UK named one of the WORST places to retire in Europe for people working right now
THE UK has been ranked as one of the worst countries in Europe for future millennial retirement, prompting experts to suggest what workers can do to get the best from a bad situation.
With the percentage of pre-retirement earnings and social security retention both below 30 percent while ranking in the top half of the most expensive countries, the UK garnered its ranking as the third worst European country for millennial retirement. Investment and pension experts shared their insights on why the UK has ranked so poorly and what savers can do to improve their situation exclusively with Express.co.uk
The UK is looking increasingly unattractive for their retirement for the millennial generation – meaning those aged 25 to 40 – research from Our Life Plan has found.
Worryingly, The UK was rated worst in the ‘pension percentage or pre-retirement savings’ category in all of Europe with an abysmal 28.4 percent.
In comparison, Turkey ranked highest with 93.8 percent, which also ranked in the top three cheapest European countries.

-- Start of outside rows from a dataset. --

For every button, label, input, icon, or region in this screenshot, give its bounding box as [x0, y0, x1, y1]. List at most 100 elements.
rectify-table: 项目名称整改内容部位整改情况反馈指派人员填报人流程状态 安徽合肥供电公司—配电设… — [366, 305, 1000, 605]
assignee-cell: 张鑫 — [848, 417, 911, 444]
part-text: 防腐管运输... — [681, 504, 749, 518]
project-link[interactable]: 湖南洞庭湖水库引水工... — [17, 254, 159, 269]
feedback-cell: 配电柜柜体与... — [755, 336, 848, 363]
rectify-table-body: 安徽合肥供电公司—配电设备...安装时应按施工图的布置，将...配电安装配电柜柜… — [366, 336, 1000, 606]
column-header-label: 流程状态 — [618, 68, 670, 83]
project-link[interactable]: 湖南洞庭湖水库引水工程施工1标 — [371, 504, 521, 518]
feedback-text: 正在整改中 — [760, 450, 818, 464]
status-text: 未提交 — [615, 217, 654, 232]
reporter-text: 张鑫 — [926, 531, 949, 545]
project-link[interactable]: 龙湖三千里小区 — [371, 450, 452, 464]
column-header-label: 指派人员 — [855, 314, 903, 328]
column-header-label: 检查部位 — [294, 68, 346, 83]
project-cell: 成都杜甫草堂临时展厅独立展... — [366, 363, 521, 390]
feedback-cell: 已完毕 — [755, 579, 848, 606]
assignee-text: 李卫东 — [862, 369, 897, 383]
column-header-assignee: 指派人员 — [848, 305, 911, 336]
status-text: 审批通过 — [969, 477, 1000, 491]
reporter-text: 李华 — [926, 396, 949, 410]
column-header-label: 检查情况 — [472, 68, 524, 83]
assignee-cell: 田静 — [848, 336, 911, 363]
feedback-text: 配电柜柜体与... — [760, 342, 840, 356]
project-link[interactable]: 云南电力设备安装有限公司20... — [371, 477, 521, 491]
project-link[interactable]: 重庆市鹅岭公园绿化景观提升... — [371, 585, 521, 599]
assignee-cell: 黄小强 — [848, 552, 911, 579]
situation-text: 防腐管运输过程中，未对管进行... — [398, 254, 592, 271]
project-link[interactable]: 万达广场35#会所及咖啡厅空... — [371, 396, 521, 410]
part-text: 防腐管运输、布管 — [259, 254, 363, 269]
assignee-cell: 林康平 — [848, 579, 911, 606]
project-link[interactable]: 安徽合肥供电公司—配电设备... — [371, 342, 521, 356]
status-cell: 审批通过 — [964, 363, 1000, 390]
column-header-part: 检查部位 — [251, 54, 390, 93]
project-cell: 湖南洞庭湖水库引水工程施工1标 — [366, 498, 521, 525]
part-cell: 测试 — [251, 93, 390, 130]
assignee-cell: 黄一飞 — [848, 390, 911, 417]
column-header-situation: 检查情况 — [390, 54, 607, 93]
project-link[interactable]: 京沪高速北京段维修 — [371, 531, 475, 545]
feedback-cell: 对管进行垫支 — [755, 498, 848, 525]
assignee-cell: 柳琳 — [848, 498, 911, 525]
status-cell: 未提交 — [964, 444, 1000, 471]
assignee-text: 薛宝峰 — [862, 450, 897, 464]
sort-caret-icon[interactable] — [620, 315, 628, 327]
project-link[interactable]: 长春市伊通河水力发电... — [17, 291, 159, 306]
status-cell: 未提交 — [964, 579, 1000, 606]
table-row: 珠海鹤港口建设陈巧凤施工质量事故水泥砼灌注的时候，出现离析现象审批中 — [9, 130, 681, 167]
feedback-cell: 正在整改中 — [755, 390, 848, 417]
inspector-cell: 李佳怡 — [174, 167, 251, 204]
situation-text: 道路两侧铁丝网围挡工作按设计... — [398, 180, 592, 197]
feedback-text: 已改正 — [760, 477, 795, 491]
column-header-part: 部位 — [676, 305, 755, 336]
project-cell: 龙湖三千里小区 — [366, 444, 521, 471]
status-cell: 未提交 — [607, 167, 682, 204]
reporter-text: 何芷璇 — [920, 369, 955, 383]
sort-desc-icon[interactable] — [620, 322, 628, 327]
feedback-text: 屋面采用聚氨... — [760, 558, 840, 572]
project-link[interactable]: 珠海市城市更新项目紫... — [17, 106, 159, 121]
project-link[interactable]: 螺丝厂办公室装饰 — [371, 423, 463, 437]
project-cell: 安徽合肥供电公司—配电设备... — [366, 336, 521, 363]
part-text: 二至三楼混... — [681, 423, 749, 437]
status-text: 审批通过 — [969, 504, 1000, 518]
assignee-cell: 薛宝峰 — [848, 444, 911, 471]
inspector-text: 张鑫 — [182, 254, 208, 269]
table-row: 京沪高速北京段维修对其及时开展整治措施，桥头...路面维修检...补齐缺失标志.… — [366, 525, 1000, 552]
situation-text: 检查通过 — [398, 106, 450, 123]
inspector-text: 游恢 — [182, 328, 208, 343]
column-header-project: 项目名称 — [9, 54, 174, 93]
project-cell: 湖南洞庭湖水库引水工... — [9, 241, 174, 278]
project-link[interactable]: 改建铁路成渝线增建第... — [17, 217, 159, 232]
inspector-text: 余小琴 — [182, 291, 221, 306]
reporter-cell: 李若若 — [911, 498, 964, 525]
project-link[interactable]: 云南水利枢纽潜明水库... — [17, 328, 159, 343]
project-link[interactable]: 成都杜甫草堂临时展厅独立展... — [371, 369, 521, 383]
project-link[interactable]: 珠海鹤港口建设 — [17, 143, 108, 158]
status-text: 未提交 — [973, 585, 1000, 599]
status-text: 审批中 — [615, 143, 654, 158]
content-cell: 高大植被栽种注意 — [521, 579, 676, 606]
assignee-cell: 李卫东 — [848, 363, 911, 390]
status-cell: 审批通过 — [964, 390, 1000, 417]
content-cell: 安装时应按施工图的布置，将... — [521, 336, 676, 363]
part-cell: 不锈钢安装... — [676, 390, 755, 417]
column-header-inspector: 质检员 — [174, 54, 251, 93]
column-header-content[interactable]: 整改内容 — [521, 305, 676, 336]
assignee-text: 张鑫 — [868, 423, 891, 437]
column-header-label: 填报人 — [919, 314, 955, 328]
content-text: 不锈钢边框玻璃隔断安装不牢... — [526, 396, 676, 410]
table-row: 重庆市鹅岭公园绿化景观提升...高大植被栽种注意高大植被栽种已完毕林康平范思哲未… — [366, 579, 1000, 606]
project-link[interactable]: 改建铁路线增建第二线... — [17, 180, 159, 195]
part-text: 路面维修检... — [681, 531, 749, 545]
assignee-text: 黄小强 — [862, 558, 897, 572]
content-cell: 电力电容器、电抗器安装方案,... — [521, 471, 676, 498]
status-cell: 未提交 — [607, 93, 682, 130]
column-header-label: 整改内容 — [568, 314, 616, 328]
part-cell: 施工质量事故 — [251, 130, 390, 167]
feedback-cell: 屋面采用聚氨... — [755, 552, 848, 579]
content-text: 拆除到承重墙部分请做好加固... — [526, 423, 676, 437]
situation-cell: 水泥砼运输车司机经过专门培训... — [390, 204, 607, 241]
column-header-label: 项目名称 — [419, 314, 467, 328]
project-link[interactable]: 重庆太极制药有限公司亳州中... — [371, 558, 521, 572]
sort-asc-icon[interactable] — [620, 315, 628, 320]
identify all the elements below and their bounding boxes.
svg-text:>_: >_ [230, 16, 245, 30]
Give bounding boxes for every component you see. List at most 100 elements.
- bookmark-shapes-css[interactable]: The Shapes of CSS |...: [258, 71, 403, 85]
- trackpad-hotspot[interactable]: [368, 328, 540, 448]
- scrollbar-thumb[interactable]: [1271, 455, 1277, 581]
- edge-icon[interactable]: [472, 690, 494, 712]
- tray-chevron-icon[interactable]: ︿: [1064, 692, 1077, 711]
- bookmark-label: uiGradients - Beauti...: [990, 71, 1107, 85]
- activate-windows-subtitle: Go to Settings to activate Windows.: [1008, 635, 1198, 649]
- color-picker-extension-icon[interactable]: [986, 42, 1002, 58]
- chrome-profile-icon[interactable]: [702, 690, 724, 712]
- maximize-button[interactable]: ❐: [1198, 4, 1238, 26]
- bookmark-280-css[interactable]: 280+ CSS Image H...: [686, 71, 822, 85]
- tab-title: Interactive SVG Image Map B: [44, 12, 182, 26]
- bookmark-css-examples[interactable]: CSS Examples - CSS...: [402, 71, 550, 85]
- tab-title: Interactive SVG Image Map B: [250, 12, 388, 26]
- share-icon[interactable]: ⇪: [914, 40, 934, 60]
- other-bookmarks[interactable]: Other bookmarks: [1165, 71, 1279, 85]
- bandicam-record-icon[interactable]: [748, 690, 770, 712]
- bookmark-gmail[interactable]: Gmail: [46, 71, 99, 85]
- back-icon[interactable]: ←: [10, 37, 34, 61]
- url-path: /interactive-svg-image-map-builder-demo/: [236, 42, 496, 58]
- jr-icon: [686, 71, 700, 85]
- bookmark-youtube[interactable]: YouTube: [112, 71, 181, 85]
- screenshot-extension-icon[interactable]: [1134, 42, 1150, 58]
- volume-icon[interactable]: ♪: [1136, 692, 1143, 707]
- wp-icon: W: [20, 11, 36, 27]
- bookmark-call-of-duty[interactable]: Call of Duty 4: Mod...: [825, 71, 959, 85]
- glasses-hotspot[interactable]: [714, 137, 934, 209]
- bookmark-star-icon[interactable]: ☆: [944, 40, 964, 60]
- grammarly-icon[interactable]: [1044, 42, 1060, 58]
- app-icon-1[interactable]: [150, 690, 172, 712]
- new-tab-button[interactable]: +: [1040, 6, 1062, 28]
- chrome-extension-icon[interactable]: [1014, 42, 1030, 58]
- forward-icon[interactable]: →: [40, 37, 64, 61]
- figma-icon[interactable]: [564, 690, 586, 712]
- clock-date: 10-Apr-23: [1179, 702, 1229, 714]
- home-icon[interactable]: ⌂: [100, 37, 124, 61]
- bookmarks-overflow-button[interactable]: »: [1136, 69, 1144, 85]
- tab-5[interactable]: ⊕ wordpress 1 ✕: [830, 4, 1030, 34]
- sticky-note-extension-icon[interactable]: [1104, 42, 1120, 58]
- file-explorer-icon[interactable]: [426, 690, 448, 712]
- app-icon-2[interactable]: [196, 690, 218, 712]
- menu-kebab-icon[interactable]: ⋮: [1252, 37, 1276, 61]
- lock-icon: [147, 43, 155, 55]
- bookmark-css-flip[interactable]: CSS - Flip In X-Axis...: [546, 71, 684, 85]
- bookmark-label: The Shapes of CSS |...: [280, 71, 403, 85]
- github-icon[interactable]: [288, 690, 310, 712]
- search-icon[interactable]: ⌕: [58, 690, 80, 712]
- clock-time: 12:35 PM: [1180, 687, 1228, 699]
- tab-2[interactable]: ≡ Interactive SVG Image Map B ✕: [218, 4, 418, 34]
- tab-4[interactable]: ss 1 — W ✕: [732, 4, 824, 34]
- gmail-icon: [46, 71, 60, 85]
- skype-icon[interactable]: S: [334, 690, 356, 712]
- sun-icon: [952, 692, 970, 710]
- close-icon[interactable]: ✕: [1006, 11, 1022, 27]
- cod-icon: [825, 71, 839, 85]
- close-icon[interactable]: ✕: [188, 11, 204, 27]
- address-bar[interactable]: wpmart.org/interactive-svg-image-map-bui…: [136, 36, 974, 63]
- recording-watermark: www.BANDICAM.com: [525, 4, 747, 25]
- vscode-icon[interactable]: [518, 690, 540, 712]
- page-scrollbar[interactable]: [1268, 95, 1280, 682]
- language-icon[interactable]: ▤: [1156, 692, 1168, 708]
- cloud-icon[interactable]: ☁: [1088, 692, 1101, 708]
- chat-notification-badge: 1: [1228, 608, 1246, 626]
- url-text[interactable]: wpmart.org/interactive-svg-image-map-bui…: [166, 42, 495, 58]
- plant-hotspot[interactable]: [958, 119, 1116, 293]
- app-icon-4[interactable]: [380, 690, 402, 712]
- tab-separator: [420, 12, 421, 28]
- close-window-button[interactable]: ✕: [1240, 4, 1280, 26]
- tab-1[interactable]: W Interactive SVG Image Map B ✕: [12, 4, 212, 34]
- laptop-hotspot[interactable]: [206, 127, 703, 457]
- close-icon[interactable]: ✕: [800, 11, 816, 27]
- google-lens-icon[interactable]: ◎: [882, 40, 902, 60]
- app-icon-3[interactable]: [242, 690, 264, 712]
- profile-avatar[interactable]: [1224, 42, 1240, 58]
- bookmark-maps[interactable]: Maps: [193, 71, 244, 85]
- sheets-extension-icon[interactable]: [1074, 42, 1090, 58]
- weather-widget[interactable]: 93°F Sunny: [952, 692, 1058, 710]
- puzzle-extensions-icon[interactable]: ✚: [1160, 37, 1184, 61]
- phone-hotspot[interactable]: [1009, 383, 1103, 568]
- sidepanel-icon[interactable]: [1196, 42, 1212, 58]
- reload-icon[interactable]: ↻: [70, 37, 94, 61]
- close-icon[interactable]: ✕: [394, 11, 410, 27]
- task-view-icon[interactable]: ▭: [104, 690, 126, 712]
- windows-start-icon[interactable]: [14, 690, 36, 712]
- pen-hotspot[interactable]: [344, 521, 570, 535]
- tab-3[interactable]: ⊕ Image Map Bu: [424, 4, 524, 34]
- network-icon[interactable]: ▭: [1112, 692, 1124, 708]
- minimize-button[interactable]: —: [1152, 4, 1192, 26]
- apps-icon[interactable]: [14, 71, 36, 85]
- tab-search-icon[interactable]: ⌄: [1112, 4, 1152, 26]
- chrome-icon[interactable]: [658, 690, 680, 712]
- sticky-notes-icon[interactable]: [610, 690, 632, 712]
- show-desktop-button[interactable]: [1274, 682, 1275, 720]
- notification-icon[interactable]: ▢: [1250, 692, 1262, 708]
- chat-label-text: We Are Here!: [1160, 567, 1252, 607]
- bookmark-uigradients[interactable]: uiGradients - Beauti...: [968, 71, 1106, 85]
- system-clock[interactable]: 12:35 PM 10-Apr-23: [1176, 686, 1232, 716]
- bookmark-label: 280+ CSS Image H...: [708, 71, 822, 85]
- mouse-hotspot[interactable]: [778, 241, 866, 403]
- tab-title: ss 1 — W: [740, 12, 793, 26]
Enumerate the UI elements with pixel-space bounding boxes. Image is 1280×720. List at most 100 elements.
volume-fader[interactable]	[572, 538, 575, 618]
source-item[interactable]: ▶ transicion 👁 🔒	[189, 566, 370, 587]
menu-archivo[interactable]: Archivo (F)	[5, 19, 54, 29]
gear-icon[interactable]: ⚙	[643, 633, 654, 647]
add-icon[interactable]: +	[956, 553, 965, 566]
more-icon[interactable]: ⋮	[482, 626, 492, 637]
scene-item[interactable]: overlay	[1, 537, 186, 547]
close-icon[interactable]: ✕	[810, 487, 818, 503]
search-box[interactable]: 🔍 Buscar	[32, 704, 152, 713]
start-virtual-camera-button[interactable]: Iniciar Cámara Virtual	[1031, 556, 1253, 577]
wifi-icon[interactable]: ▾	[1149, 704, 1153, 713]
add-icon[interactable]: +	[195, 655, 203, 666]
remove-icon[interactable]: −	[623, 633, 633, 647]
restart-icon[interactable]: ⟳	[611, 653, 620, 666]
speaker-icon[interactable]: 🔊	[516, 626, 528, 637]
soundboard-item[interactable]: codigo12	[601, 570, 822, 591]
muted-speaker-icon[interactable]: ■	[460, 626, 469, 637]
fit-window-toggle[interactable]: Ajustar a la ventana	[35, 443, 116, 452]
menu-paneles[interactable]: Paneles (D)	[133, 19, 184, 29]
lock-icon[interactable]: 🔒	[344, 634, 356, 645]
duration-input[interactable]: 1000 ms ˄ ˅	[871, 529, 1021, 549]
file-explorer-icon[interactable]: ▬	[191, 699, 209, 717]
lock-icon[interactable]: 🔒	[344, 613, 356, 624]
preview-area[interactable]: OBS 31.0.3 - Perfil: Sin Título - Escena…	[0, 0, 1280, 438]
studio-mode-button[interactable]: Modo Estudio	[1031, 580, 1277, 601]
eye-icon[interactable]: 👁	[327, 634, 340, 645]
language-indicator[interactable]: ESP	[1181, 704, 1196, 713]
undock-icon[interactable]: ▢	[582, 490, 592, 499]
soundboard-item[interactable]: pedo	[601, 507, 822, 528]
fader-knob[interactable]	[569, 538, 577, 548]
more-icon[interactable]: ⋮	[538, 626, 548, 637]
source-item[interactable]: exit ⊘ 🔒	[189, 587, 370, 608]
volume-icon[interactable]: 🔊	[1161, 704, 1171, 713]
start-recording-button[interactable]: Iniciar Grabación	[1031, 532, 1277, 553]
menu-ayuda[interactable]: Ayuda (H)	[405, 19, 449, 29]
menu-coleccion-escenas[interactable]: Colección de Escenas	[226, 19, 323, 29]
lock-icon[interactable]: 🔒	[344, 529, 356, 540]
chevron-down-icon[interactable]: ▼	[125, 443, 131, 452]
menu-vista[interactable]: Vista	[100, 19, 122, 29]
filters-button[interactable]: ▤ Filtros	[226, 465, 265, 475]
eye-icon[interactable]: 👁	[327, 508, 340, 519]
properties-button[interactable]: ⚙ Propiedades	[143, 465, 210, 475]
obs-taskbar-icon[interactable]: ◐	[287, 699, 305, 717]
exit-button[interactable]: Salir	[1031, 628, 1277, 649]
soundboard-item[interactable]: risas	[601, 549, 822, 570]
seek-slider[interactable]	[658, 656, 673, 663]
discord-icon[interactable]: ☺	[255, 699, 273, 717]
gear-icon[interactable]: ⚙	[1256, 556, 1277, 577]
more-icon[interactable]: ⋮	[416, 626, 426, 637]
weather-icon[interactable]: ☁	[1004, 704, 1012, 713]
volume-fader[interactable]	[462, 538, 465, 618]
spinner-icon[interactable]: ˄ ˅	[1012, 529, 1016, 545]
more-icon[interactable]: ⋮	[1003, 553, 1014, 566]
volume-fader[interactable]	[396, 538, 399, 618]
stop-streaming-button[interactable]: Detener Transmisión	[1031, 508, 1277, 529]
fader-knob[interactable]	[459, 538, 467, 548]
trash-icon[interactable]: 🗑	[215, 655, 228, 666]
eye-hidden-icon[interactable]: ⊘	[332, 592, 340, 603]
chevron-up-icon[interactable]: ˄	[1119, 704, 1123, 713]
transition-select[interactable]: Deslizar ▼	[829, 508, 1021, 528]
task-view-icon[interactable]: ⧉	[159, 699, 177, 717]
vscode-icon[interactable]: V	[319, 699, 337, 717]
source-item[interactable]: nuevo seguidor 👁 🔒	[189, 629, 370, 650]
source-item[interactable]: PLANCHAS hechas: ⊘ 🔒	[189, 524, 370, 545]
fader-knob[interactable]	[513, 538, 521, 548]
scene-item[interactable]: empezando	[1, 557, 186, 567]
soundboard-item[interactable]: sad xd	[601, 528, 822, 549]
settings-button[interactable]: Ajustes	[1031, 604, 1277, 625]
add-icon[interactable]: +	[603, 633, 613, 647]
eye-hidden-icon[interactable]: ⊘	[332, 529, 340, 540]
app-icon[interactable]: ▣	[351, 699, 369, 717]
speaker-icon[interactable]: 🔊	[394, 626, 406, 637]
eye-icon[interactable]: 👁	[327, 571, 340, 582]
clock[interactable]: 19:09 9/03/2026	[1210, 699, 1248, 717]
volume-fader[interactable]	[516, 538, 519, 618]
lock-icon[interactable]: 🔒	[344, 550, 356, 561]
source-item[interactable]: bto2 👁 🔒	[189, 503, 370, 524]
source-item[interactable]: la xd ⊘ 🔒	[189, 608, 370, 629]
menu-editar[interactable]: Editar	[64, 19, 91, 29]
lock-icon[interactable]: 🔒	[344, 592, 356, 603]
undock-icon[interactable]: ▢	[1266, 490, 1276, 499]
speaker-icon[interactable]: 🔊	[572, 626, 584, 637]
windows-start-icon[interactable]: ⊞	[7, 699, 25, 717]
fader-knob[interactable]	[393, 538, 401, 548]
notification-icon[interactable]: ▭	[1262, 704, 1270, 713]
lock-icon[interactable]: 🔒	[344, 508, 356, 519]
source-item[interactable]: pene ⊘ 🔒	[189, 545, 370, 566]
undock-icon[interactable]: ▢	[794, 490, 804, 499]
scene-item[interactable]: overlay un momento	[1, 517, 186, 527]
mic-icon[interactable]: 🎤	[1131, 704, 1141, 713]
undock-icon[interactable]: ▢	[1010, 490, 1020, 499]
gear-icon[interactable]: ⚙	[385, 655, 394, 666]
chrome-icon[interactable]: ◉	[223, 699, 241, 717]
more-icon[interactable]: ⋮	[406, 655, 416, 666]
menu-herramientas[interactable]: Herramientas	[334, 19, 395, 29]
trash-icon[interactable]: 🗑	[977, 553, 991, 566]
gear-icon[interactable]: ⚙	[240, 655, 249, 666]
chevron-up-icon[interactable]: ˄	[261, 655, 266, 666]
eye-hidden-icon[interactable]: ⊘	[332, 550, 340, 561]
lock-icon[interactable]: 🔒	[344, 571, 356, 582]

The one category in which the UK excelled was life expectancy, which when taking into account the other poor ratings for retirement, is understandably worrying for young workers.
Ian Wright, founder of Our Life Plan, suggested several factors contribute to the the UK’s poor ranking.
He said: “The UK has the lowest pension percentage of pre-retirement earnings at only 28.4 percent.
“Also, one of the biggest problems in the UK is the high cost of apartments in both the city centres and outside of city centres. In fact, the country is in the top 12 of the countries with the highest average apartment costs from the ones that were analysed.”
Currently, only Switzerland and Lithuania beat the UK for the worst places to retire in Europe, but what can savers and retirees do to enjoy their retirement to the fullest despite all fo this?
David Woodward, founder of Woodward Financials, said the negative outlook for millennial retirement didn’t come as a shock to him.
He told Express.co.uk: “I’m not at all surprised that the United Kingdom comes out as one of the worst countries in Europe and you could go as far as one of the worst in the developed world.”
Mr Woodward said the millennial dilemma could be attributed to the ‘You Only Live Once’ attitude, which is sabotaging their retirement planning.
“The UK Government has tried to tackle the shortfall in millennial pension provision by extending the state retirement age to 68 years for now, who knows, will it hit 70 years of age? As well as introducing auto-enrolment to force employees into starting retirement provision earlier with the help of their employers.
“This is like placing a sticky plaster on the problem rather than tackling the root cause,” he concluded.